Triple shame of ‘honour’ killings in cowardly Britain

Paul Sheehan; 14/2/09; Review
Daughters Of Shame; Jasvinder Sanghera; Hachette

When Rahan Arshad, a Pakistani living in Britain, decided to bash his wife to death, he bought a baseball bat for the purpose. His wife’s name was Uzma Rahan. Her premeditated murder shocked the public but even more shocking was the appalling complicity and cowardice of the British public sector in the face of so many similar murders. For years, British school teachers, social workers, police officers, immigration officials, academic ideologues, political activists and bureaucrats at all levels had remained silent, inert or deliberately obtuse about the self- evident subculture of violence, bullying, fraud, racism, intimidation and coercion within the British Asian community, all driven by the concept of family “honour”.
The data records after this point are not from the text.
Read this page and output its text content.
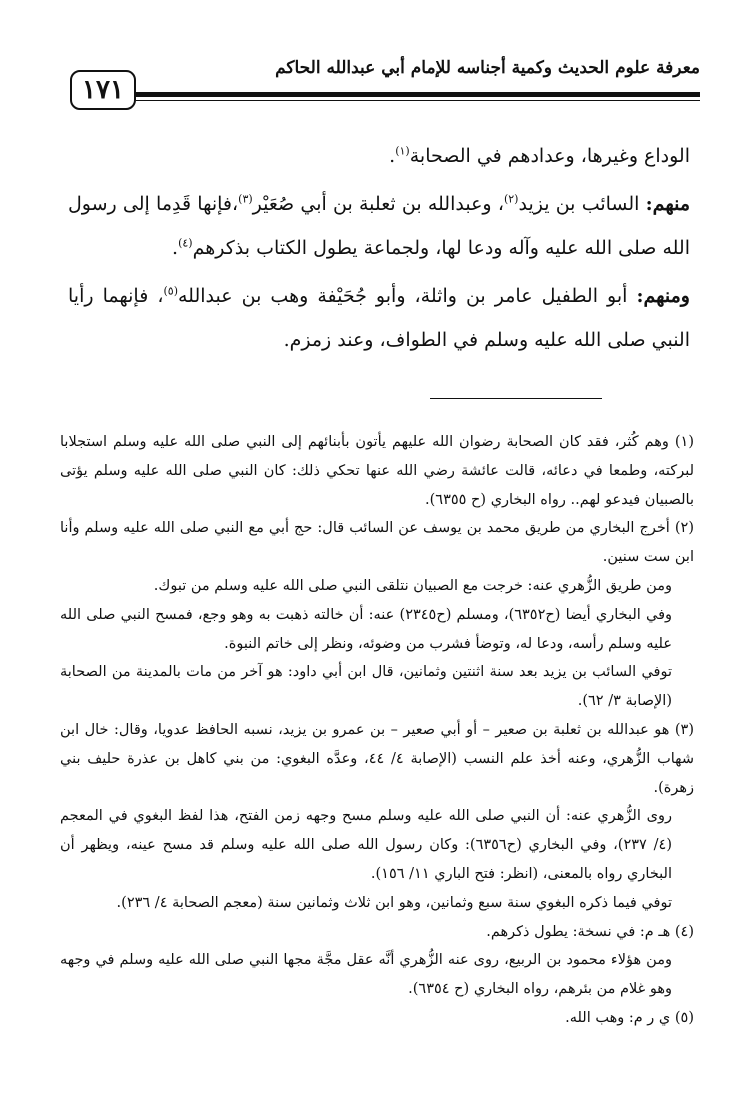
معرفة علوم الحديث وكمية أجناسه للإمام أبي عبدالله الحاكم
١٧١

الوداع وغيرها، وعدادهم في الصحابة$^{(١)}$.

منهم: السائب بن يزيد$^{(٢)}$، وعبدالله بن ثعلبة بن أبي صُعَيْر$^{(٣)}$،فإنها قَدِما إلى رسول الله صلى الله عليه وآله ودعا لها، ولجماعة يطول الكتاب بذكرهم$^{(٤)}$.

ومنهم: أبو الطفيل عامر بن واثلة، وأبو جُحَيْفة وهب بن عبدالله$^{(٥)}$، فإنهما رأيا النبي صلى الله عليه وسلم في الطواف، وعند زمزم.

(١) وهم كُثر، فقد كان الصحابة رضوان الله عليهم يأتون بأبنائهم إلى النبي صلى الله عليه وسلم استجلابا لبركته، وطمعا في دعائه، قالت عائشة رضي الله عنها تحكي ذلك: كان النبي صلى الله عليه وسلم يؤتى بالصبيان فيدعو لهم.. رواه البخاري (ح ٦٣٥٥).

(٢) أخرج البخاري من طريق محمد بن يوسف عن السائب قال: حج أبي مع النبي صلى الله عليه وسلم وأنا ابن ست سنين.

ومن طريق الزُّهري عنه: خرجت مع الصبيان نتلقى النبي صلى الله عليه وسلم من تبوك.

وفي البخاري أيضا (ح٦٣٥٢)، ومسلم (ح٢٣٤٥) عنه: أن خالته ذهبت به وهو وجع، فمسح النبي صلى الله عليه وسلم رأسه، ودعا له، وتوضأ فشرب من وضوئه، ونظر إلى خاتم النبوة.

توفي السائب بن يزيد بعد سنة اثنتين وثمانين، قال ابن أبي داود: هو آخر من مات بالمدينة من الصحابة (الإصابة ٣/ ٦٢).

(٣) هو عبدالله بن ثعلبة بن صعير – أو أبي صعير – بن عمرو بن يزيد، نسبه الحافظ عدويا، وقال: خال ابن شهاب الزُّهري، وعنه أخذ علم النسب (الإصابة ٤/ ٤٤، وعدَّه البغوي: من بني كاهل بن عذرة حليف بني زهرة).

روى الزُّهري عنه: أن النبي صلى الله عليه وسلم مسح وجهه زمن الفتح، هذا لفظ البغوي في المعجم (٤/ ٢٣٧)، وفي البخاري (ح٦٣٥٦): وكان رسول الله صلى الله عليه وسلم قد مسح عينه، ويظهر أن البخاري رواه بالمعنى، (انظر: فتح الباري ١١/ ١٥٦).

توفي فيما ذكره البغوي سنة سبع وثمانين، وهو ابن ثلاث وثمانين سنة (معجم الصحابة ٤/ ٢٣٦).

(٤) هـ م: في نسخة: يطول ذكرهم.

ومن هؤلاء محمود بن الربيع، روى عنه الزُّهري أنَّه عقل مجَّة مجها النبي صلى الله عليه وسلم في وجهه وهو غلام من بئرهم، رواه البخاري (ح ٦٣٥٤).

(٥) ي ر م: وهب الله.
See: No Internet Text; The Sydney Morning Herald
Teachers, social workers, police and others were terrified, literally, of the accusation of “racist”. So thousands of women of Pakistani, Indian or Bangladeshi origin were, and continue to be, murdered, raped, battered, humiliated, isolated, intimidated, disowned, forced into marriages or made complicit in immigration fraud when so many could have been protected. The problem is acute in the Pakistani community, which, not coincidentally, is also the wellspring of Muslim fundamentalism in Britain.
One woman finally broke the membrane of intimidation. Jasvinder Sanghera, born in England to an Indian Sikh migrant family, wrote about her experiences and received a lot of publicity. She then encountered a wall of denial. “A lot of theĀ  schools don’t want anything to do with me,” she writes in Daughters Of Shame. “They say the things rm talking about are ‘culturally sensitive’ and they don’t want to upset parents … A girl goes missing, or turns up covered in bruises, and you have your suspicions but it’s always being drummed into us: be careful of cultural sensitivities, steer clear of what you don’t understand. The last thing we want is another accusation of racism.”
Such moral cowardice, especially by “progressive” teachers, is a recurring theme of Daughters Of Shame. This gives the book’s title its triple meaning. It refers not just to the thousands of Asian women in Britain trapped and brutalised but to the national shame of the problem being ignored or denied for decades.
The third meaning is the reference to Sanghera’s first book, Shame, published in 2007, a memoir of her escape, at 16, from a forced marriage and the closed
Sikh community in Derby. It details her elopement, estrangement, rejection and the suicide of a sister, Robina, who burned herself to death after being bullied mercilessly by her husband. At the end of Shame, Sanghera wrote: “Did you know that the suicide rate among young Asian women in Britain is three times the national average? I believe that many of them, like Robina, are driven to kill themselves; it’s just a cleaner, more convenient form of murder.”
In 2007, Shame was a bestseller in Britain, Sanghera was honoured as Britain’s Woman of the Year and the Forced Marriage (Civil Protection) Act became law, giving the state the power to pre-empt forced marriages. The ensuing Forced Marriage Unit is contacted by about 5000 people a year.
Two years later, Sanghera returns to the fray with Daughters Of Shame. Although she widens her lens, the sequel is not weighed down with statistics or polemic. Rather, in a briskly written narrative, she lays down story after story of her experiences with other Asian women, largely through the Karma Nirvana women’s centre that she set up in Derby to help woman escaping from forced marriages, violent husbands or oppressive families.
What shocks is the scale of the persecution.
Last year, the Association of Chief Police Officers estimated that at least 17,000 “honour” crimes are committed in Britain every year and the number of young Asian women subject to forced marriages, kidnappings, sexual assaults, beatings and even murder is up to 35 times higher than official figures.
These figures do not appear in Sanghera’s book but this is the hidden terrain of Daughters Of Shame. She writes about the women who come through the door of Karma Nirvana or phone the hotline. She puts flesh on the bones of what is barely hinted at in the official statistics: “Wearing lipstick, owning a mobile phone, cutting your hair; any of these things could be said to bring dishonour on a family because those are all signs that a girl is getting Westernised, which is what Asian families fight so hard against.”
She writes of Sajida Bibi, murdered on her wedding day, because she, not her family, chose her husband. She writes that one in every three rail suicides in Britain takes place on the London Paddington track between Slough and Southall, two predominantly Asian suburbs. All the suicides are Asian women.
One would assume, as Britain absorbs the third generation of immigrant families from South Asia, that this cultural divide would be eroding with time.

The statistics say otherwise. Near the end of Daughters Of Shame, Sanghera surveys her world, sees a violent struggle going on over the rights and freedoms of women, especially in the Muslim community, and concludes: “I think it’s getting worse.”